Fiche du document numéro 6238

Num
6238
Date
Vendredi 4 avril 2014
Amj
Taille
165016
Titre
Rwanda. « Un pays se grandit quand il reconnaît ses erreurs »
Sous titre
Le rôle de la France dans le génocide rwandais reste à éclaircir. Interview de Pierre Brana, co-rapporteur de la Mission d’information parlementaire qui a travaillé sur le sujet.
Nom cité
Mot-clé
Type
Article de journal
Langue
FR
Citation
En 1998, le député socialiste Pierre Brana était co-rapporteur, avec Bernard Cazeneuve, de la Mission d’information parlementaire chargée d’examiner le rôle de la France au Rwanda. 20 ans après le génocide, il revient sur les zones d’ombres des relations entre les deux pays

Une commission d’enquête parlementaire aurait-elle permis d’aller plus loin dans la recherche de la vérité ?

- J’aurais préféré une commission d’enquête, car les auditions ayant lieu sous serment, elles sont plus solennelles, à la hauteur de la gravité d’un événement pareil.
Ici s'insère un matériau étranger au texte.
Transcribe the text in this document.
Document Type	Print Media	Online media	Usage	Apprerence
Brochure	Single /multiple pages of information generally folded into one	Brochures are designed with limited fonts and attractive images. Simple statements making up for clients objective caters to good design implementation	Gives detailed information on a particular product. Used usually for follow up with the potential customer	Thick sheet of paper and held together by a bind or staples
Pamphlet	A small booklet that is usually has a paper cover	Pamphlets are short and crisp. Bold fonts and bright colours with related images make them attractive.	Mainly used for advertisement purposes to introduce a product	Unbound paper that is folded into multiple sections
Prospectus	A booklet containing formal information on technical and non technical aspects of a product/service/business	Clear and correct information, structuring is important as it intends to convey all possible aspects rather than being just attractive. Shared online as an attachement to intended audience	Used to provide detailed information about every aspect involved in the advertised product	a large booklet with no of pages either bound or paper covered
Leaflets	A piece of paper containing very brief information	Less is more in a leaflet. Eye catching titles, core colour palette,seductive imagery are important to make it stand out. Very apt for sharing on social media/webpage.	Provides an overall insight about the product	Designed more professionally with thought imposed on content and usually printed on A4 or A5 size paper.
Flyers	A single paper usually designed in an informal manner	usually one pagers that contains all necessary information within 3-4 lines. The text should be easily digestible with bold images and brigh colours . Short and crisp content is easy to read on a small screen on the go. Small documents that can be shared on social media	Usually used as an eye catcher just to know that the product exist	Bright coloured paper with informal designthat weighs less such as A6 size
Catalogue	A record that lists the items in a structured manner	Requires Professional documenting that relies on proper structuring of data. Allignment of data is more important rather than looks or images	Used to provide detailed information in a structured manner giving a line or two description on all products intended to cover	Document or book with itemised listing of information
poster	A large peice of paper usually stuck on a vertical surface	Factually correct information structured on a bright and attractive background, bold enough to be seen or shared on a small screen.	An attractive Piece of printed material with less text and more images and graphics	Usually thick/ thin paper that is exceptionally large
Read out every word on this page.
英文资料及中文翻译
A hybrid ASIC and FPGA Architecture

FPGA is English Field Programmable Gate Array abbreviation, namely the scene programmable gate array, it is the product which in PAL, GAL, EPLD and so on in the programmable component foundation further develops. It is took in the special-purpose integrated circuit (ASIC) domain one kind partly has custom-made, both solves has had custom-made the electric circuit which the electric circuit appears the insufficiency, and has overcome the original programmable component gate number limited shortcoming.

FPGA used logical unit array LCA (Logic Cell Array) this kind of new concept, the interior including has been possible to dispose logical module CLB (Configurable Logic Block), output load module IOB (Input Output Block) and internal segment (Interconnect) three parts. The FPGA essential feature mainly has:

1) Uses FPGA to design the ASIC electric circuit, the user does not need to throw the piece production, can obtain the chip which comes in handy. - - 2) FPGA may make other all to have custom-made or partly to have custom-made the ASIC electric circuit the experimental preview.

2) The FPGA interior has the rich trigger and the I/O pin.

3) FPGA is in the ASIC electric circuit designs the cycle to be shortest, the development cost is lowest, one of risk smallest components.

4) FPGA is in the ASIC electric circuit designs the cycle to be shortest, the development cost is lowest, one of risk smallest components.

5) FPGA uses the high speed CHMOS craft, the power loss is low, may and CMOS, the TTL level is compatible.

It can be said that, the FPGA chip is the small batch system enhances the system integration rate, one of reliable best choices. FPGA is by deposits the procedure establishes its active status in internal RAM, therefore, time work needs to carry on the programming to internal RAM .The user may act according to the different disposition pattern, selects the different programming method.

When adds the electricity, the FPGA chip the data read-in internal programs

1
Des députés firent valoir que des personnes étrangères risquaient de refuser de venir s’exprimer si c’était le cas. D’autres soulignèrent qu’une commission d’enquête est limitée à six mois alors que nos travaux ont duré neuf mois. Je ne suis pas sûr qu’une commission d’enquête, même si elle avait ma préférence, aurait permis d’aller plus loin.

Avez-vous pu interroger toutes les personnes souhaitées ?

- Oui, à une exception que je regrette : Paul Barril. Parce qu’au début, plusieurs membres de la mission estimaient que son audition n’apporterait pas grand-chose. Quand il a été finalement décidé de l’interroger, c’était trop tard.

En octobre 1990, la France intervient militairement au Rwanda. Cette opération baptisée Noroît a-t-elle une base légale ?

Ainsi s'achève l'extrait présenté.